Response to: 180 Days?

In following Karl Fisch’s educational technology blog, the fischbowl, I came across a blog entitled, 180 Days? (http://thefischbowl.blogspot.com/2007/04/180-days.html).  Fisch and company has created a short PowerPoint uncovering a much more realistic model of the number of days in a semester than the 180 day model that our semester is so often based on.  As I watched the PowerPoint, I could almost hear a collective “amen” from teachers everywhere.

Lack of time has been an ongoing frustration for me this year—it seems like more content is trying to get squeezed into fewer instructional hours every year.  In the constant educational question of breadth versus depth, my teaching philosophy consistently falls to the latter, and I feel perturbed when teaching introductory or survey courses that seem to want to cover so much ground that both the students and I can’t catch a breath until final exams are over.  And rather than the satisfactory feeling of completing another course, I often feel more of an uneasiness because I’m not sure if the course has been much more than a perpetual blur for students from day one. 

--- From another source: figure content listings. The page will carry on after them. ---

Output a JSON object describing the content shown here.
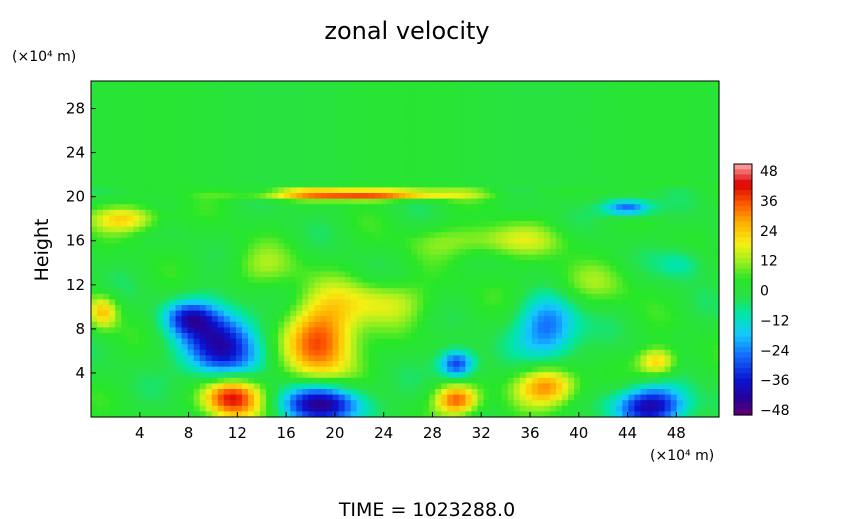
{
  "chart_data": {
    "type": "heatmap",
    "title": "zonal velocity",
    "xlabel": "",
    "ylabel": "Height",
    "x_unit": "(×10⁴ m)",
    "y_unit": "(×10⁴ m)",
    "x_range": [
      0,
      51.5
    ],
    "y_range": [
      0,
      30.5
    ],
    "x_ticks": [
      "4",
      "8",
      "12",
      "16",
      "20",
      "24",
      "28",
      "32",
      "36",
      "40",
      "44",
      "48"
    ],
    "y_ticks": [
      "4",
      "8",
      "12",
      "16",
      "20",
      "24",
      "28"
    ],
    "colorbar": {
      "range": [
        -48,
        48
      ],
      "ticks": [
        "48",
        "36",
        "24",
        "12",
        "0",
        "−12",
        "−24",
        "−36",
        "−48"
      ]
    },
    "footer": "TIME  =  1023288.0",
    "features": [
      {
        "x": 11.5,
        "y": 1.8,
        "value": 44,
        "rx": 2.5,
        "ry": 2.0
      },
      {
        "x": 10.5,
        "y": 6.5,
        "value": -40,
        "rx": 3.0,
        "ry": 3.5
      },
      {
        "x": 19.0,
        "y": 7.0,
        "value": 34,
        "rx": 3.0,
        "ry": 3.8
      },
      {
        "x": 19.0,
        "y": 1.2,
        "value": -42,
        "rx": 3.5,
        "ry": 1.8
      },
      {
        "x": 30.0,
        "y": 1.5,
        "value": 34,
        "rx": 1.8,
        "ry": 1.4
      },
      {
        "x": 30.0,
        "y": 4.8,
        "value": -34,
        "rx": 1.5,
        "ry": 1.3
      },
      {
        "x": 37.5,
        "y": 2.8,
        "value": 30,
        "rx": 2.5,
        "ry": 1.8
      },
      {
        "x": 37.5,
        "y": 8.0,
        "value": -28,
        "rx": 2.5,
        "ry": 3.0
      },
      {
        "x": 46.0,
        "y": 1.0,
        "value": -40,
        "rx": 3.0,
        "ry": 1.8
      },
      {
        "x": 46.5,
        "y": 5.0,
        "value": 24,
        "rx": 1.6,
        "ry": 1.3
      },
      {
        "x": 8.0,
        "y": 9.0,
        "value": -24,
        "rx": 2.0,
        "ry": 1.5
      },
      {
        "x": 24.0,
        "y": 10.5,
        "value": 14,
        "rx": 4.0,
        "ry": 2.0
      },
      {
        "x": 3.0,
        "y": 18.0,
        "value": 20,
        "rx": 3.0,
        "ry": 1.2
      },
      {
        "x": 22.0,
        "y": 20.2,
        "value": 36,
        "rx": 8.0,
        "ry": 0.5
      },
      {
        "x": 44.0,
        "y": 19.0,
        "value": -30,
        "rx": 2.0,
        "ry": 0.8
      },
      {
        "x": 33.0,
        "y": 16.0,
        "value": 14,
        "rx": 6.0,
        "ry": 1.5
      },
      {
        "x": 48.5,
        "y": 14.0,
        "value": -12,
        "rx": 2.0,
        "ry": 1.5
      },
      {
        "x": 1.0,
        "y": 9.5,
        "value": 22,
        "rx": 1.2,
        "ry": 1.5
      },
      {
        "x": 14.0,
        "y": 13.5,
        "value": 10,
        "rx": 3.0,
        "ry": 2.0
      },
      {
        "x": 40.0,
        "y": 12.0,
        "value": 8,
        "rx": 5.0,
        "ry": 2.0
      }
    ]
  }
}
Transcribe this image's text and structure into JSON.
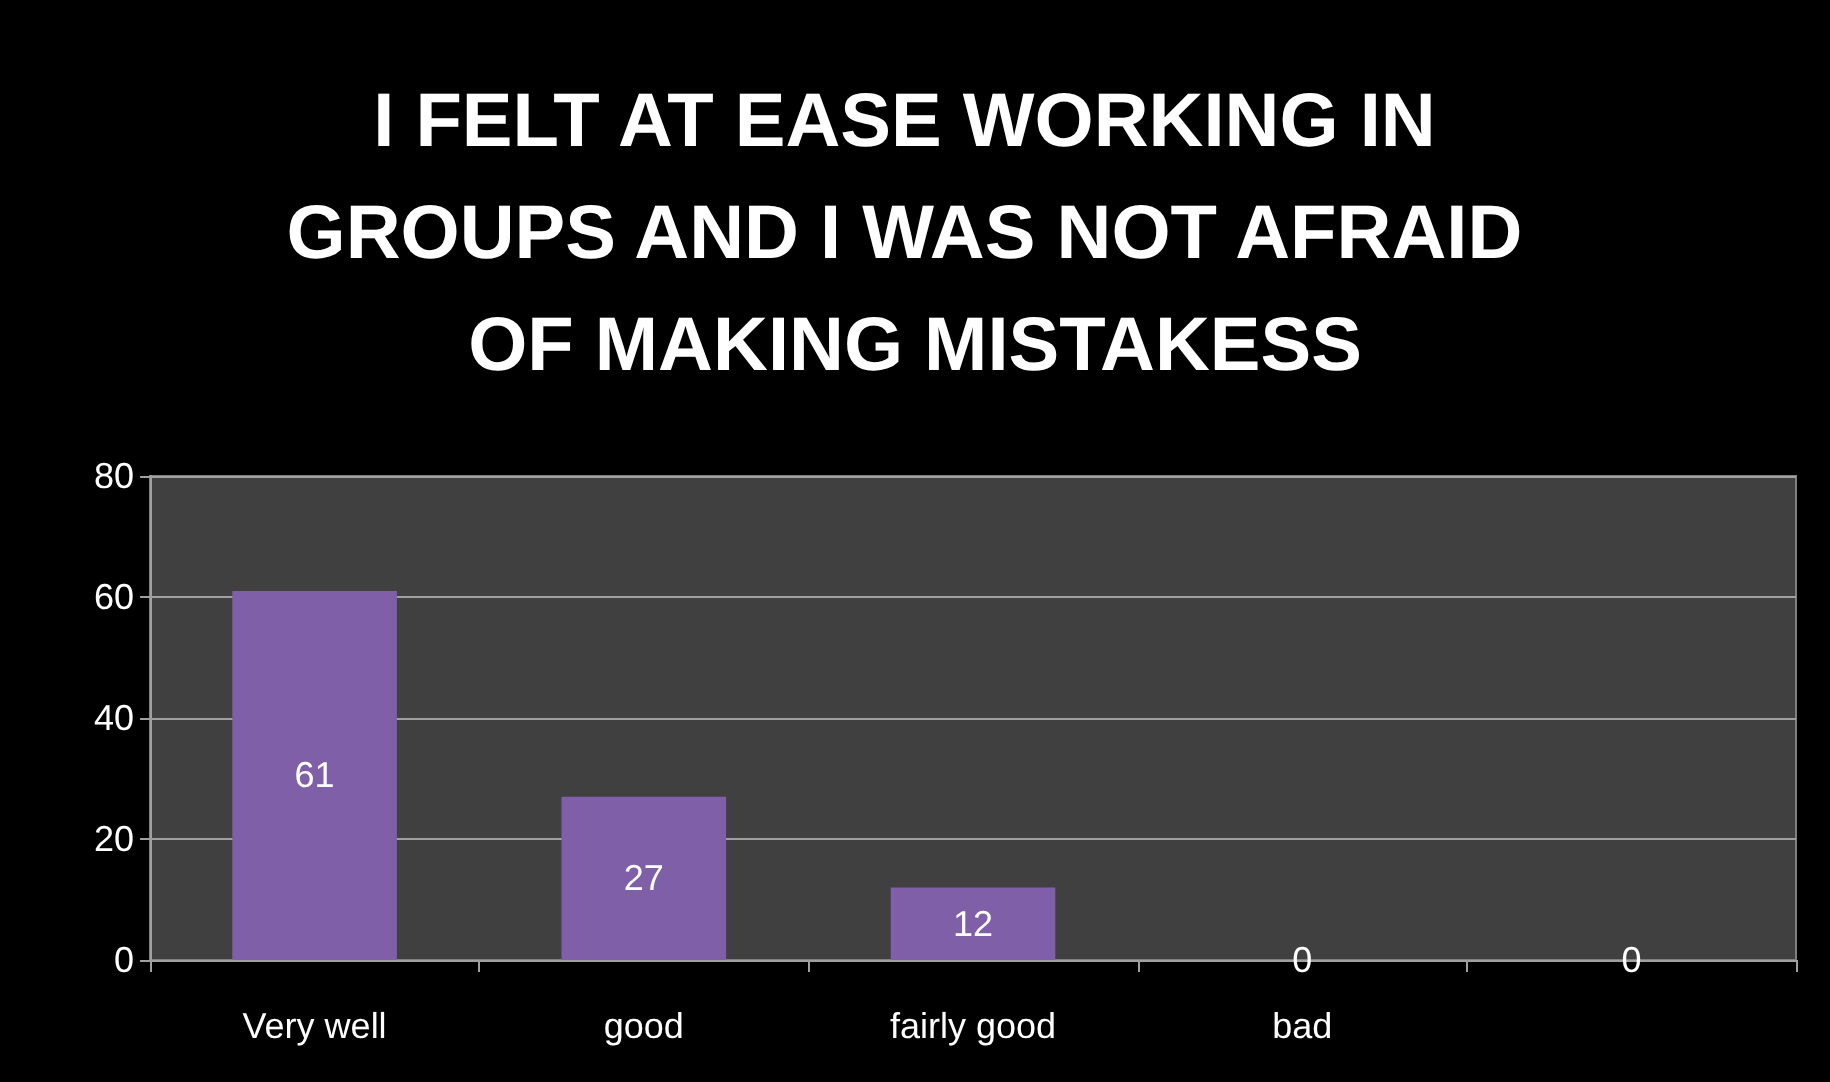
{
  "chart_data": {
    "type": "bar",
    "title": "I FELT AT EASE WORKING IN GROUPS AND I WAS NOT AFRAID OF MAKING MISTAKESS",
    "categories": [
      "Very well",
      "good",
      "fairly good",
      "bad",
      null
    ],
    "values": [
      61,
      27,
      12,
      0,
      0
    ],
    "color": "#7f5fa8",
    "ylim": [
      0,
      80
    ],
    "yticks": [
      0,
      20,
      40,
      60,
      80
    ],
    "grid": "y",
    "data_labels": true
  }
}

I did a mental breakdown of my own courses.  Designed as 45 hour courses, I lose 10 minutes per course before we’ve even left the gates because our instructional hours in our timetables are only 50 minutes, not 60.  Then there’s another couple classes lost due to career fairs or other school activities.  Then there’s a staff PD day, and then of course this year we had a snow day.  A course jam-packed with content to begin with has now become almost impossible.  The solution would be easy—give notes and read PowerPoint slides in class and I’ll fly through the content—maybe even have time to spare.  However, if our goal is for students to learn (rather than for us to teach—a very clear philosophical distinction) then incorporating group work, class discussions, project-based learning, etc. is very necessary.  But where is the time?

Relation to this course, as we are all thinking of ways to transform our traditional classroom activities and ways of teaching by incorporating technology and the web, one of the main barriers is classroom hours.  When a course is product not process driven, I find myself on a constant treadmill from start to finish.  Any hiccup could run us short on time.  I consider this very carefully as I think about how I am going to incorporate these new tools.  Curricular changes need to be made so teachers can have a breather, get off the treadmill, and really engage with students much more deeply and use technology tools to do that.